There is much to be said for hard science. The downside is that certain questions cannot be answered — or perhaps even asked — in precise, mathematical, causal terms. They are still important, and if economics insists on “hard” methods it will overlook them.
Another Nobel laureate, the late Gary Becker, reflected on his college studies: “I began to lose interest in economics . . . because it did not seem to deal with important social problems. I contemplated transferring to sociology, but found that subject too difficult.”
What is fascinating about that remark is that Becker earned his prize by applying the hard-ish tools of economics to areas that seemed to belong to softer disciplines: addiction, discrimination, marriage and education. How well he succeeded remains a matter of debate. Personally I believe he contributed a lot.

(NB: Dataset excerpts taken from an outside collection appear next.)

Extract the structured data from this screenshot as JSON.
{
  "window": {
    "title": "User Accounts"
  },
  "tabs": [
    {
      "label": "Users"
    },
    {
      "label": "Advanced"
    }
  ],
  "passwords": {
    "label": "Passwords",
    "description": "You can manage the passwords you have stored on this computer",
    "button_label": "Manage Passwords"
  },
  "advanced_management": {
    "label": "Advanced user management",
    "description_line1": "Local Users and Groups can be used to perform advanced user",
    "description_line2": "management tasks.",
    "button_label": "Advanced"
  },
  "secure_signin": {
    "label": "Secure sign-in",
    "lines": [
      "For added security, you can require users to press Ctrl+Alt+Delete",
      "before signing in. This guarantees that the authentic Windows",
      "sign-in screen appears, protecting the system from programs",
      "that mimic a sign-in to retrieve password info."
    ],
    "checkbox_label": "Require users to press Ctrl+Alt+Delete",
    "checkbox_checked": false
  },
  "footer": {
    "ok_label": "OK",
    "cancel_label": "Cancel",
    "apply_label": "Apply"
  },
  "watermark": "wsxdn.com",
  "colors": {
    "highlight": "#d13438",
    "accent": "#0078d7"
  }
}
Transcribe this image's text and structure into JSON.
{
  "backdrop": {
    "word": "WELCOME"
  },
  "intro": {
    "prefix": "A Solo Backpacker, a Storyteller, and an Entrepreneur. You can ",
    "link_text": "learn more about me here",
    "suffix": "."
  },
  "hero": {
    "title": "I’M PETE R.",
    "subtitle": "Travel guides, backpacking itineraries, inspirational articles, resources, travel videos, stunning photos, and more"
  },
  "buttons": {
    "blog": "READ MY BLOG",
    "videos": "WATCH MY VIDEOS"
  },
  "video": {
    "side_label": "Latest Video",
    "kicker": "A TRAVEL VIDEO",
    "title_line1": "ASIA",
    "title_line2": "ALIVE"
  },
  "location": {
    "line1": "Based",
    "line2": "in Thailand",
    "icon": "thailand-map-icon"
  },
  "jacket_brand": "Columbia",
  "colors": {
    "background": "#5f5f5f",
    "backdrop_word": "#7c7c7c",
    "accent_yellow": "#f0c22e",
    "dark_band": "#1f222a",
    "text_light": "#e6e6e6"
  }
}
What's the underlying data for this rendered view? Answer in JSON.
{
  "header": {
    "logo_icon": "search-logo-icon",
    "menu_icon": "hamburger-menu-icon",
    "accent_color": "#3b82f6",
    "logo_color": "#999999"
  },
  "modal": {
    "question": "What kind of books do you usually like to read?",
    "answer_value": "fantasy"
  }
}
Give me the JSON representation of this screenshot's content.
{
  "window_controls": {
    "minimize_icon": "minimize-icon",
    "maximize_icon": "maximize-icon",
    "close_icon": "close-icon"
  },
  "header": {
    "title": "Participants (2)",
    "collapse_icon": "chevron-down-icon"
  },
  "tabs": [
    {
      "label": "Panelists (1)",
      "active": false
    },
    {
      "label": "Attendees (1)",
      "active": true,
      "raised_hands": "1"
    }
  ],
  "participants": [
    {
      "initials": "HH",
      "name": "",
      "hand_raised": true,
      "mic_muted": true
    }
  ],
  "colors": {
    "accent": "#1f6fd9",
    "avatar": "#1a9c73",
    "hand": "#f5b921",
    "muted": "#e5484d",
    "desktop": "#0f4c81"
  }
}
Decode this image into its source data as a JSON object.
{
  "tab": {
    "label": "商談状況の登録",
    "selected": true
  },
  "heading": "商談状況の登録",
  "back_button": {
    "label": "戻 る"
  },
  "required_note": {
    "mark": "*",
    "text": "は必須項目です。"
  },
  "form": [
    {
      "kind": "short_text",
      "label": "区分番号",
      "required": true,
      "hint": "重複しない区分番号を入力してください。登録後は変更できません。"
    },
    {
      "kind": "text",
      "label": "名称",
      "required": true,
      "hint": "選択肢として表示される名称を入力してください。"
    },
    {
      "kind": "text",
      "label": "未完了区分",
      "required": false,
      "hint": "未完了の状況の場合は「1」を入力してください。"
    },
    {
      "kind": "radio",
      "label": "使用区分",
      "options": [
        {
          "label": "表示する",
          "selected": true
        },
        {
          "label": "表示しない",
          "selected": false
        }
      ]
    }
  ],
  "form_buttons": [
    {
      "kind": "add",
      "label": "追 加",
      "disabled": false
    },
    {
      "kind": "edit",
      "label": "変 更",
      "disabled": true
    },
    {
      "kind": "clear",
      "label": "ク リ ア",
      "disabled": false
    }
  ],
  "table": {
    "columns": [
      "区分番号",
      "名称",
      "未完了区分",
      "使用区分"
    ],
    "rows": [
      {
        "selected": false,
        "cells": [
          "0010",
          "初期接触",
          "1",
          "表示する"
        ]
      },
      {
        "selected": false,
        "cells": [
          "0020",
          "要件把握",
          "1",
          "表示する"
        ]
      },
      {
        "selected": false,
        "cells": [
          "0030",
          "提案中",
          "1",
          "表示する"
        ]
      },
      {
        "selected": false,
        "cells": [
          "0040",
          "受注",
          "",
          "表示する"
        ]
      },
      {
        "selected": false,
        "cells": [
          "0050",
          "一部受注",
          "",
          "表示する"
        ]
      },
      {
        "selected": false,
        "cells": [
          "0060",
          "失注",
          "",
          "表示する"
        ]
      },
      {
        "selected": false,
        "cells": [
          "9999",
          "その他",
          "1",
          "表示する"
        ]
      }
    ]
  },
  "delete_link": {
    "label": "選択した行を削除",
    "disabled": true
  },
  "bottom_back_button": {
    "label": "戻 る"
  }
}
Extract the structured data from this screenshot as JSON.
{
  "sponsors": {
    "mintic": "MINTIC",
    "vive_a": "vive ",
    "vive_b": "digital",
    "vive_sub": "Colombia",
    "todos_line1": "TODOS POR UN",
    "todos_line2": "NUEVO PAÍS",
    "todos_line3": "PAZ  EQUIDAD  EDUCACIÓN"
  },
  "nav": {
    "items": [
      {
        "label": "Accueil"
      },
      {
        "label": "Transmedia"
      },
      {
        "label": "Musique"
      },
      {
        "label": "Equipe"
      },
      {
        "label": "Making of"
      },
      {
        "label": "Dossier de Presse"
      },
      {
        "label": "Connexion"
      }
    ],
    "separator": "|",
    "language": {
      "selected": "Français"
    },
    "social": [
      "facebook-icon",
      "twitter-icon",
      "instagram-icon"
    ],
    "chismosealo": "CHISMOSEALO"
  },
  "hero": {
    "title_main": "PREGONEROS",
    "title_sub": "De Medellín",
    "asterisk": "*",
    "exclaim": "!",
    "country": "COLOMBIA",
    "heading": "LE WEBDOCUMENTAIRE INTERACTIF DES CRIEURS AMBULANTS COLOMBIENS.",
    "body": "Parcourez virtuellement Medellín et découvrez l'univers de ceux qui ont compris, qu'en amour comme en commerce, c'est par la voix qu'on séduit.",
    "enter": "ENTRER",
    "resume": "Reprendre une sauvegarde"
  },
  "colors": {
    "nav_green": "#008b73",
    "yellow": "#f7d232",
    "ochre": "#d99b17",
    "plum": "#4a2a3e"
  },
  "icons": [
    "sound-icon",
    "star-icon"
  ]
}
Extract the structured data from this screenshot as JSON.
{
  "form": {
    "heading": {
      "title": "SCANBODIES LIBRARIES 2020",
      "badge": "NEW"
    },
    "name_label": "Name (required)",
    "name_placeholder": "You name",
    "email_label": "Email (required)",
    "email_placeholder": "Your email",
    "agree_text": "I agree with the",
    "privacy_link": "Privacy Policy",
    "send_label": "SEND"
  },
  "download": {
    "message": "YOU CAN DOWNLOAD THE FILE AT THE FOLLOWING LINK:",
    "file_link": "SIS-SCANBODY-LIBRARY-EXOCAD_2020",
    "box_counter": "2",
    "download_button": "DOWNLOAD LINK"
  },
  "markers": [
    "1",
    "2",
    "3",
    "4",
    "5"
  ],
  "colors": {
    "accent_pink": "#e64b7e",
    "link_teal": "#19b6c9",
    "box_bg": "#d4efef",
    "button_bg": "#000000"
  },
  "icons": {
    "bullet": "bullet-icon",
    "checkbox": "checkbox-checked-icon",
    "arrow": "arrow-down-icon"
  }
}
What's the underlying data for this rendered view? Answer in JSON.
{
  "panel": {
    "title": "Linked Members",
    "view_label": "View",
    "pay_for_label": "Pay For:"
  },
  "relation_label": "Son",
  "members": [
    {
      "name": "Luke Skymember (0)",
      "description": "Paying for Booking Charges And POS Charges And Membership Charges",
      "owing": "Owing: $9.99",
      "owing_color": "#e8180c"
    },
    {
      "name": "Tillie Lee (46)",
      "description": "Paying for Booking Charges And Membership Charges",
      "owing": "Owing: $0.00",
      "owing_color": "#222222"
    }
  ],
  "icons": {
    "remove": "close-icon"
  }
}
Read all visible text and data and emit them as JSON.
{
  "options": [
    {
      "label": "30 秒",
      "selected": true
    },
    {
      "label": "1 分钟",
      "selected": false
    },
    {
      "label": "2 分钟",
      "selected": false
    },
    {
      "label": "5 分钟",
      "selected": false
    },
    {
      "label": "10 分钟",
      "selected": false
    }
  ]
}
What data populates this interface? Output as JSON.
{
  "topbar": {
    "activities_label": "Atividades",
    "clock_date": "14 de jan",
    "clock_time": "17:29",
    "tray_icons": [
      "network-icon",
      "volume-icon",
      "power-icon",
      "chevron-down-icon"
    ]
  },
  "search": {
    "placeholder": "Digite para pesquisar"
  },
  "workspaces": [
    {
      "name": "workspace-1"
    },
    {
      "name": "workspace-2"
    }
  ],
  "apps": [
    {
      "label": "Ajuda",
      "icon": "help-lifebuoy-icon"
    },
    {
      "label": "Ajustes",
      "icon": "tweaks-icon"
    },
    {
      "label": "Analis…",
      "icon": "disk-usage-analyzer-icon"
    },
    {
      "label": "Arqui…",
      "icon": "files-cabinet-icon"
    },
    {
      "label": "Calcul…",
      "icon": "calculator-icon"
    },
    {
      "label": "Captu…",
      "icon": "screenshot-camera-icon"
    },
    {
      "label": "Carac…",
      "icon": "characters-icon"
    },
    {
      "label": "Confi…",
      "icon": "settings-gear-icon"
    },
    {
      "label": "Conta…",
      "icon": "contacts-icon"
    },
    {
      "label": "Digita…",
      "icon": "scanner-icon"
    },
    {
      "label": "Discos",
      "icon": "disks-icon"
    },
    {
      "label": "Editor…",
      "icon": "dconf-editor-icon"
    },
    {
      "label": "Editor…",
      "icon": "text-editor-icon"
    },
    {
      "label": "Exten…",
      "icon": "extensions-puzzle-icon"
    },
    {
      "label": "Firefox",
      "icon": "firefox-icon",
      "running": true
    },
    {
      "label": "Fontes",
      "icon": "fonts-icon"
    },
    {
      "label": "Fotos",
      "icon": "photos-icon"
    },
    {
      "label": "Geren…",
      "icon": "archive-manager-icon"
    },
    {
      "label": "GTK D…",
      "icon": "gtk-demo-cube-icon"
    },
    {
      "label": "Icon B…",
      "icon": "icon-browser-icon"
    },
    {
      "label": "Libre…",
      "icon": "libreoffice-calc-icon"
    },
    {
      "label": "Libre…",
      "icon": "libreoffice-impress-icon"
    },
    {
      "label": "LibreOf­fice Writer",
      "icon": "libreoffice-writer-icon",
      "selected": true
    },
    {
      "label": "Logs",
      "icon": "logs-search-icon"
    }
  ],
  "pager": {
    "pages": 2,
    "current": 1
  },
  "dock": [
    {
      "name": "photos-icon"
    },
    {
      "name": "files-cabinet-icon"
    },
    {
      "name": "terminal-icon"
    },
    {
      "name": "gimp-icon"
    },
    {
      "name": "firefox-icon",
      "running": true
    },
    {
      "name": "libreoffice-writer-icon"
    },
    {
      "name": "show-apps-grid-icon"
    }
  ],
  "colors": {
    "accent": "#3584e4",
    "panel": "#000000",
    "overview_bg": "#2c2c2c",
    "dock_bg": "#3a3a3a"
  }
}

Yet plenty of sociology remains outside the reach of the economists’ tools: it is important but too soft — or in Becker’s words, “too difficult”. More awkwardly for the economics profession, some key economic questions also seem more likely to yield to soft than hard approaches: what are the obstacles to social mobility? Where does innovation come from? Can we strengthen the institutions that matter for prosperity?
Beyond any particular problem there is also the challenge of combining insights from highly specialised subfields. Raghuram Rajan, when he was chief economist of the IMF, came closest to predicting the 2008 financial crisis. He later observed that economists had written insightfully on all the key issues but had lacked someone capable of putting all the pieces together.
Is this also a hard/soft problem? Prof Akerlof thinks so. He argues that the bias towards hard analysis also produces a bias towards specialised silo thinking, and that being a generalist is something of a soft skill.
I’m not sure that’s right. Certain mathematical tools are both highly portable and distinctly hard-edged. But it is surely true that the kind of synthesis that would have identified the looming crisis would have been too discursive to be published in a top economic journal.
So I am not completely persuaded that economics is, on average, “harder” than it should be. But I am in complete agreement with the recommendation that economics needs to be more tolerant of different methods, whether the latest ultra-hard physics or the softer explorations of anthropology or even a business-school case study. After all, the economy encompasses a lot of different things; why should it yield only to a particular set of analytical tools?
Economics has certainly profited from the insights of those outside the field, such as psychologist Daniel Kahneman, and the late Elinor Ostrom, a political scientist whose ambition to study economics was thwarted because, as a girl in the 1940s, she’d been steered away from mathematics. Both have Nobel memorial prizes in economics.
The insights can flow the other way, too. Charles Darwin’s theory of evolution was influenced by the economist Robert Malthus’s Essay on the Principle of Population. When working on the kinetic theory of gases, physicist James Clerk Maxwell drew inspiration from social scientists and their habit of thinking in statistical approximations about large populations.
It is easier to make such a recommendation than to embrace it. The further the leading economics journals stray from their core expertise, the more difficult they will find it to distinguish good work from bad. But at the margin, such moves offer a lot of promise.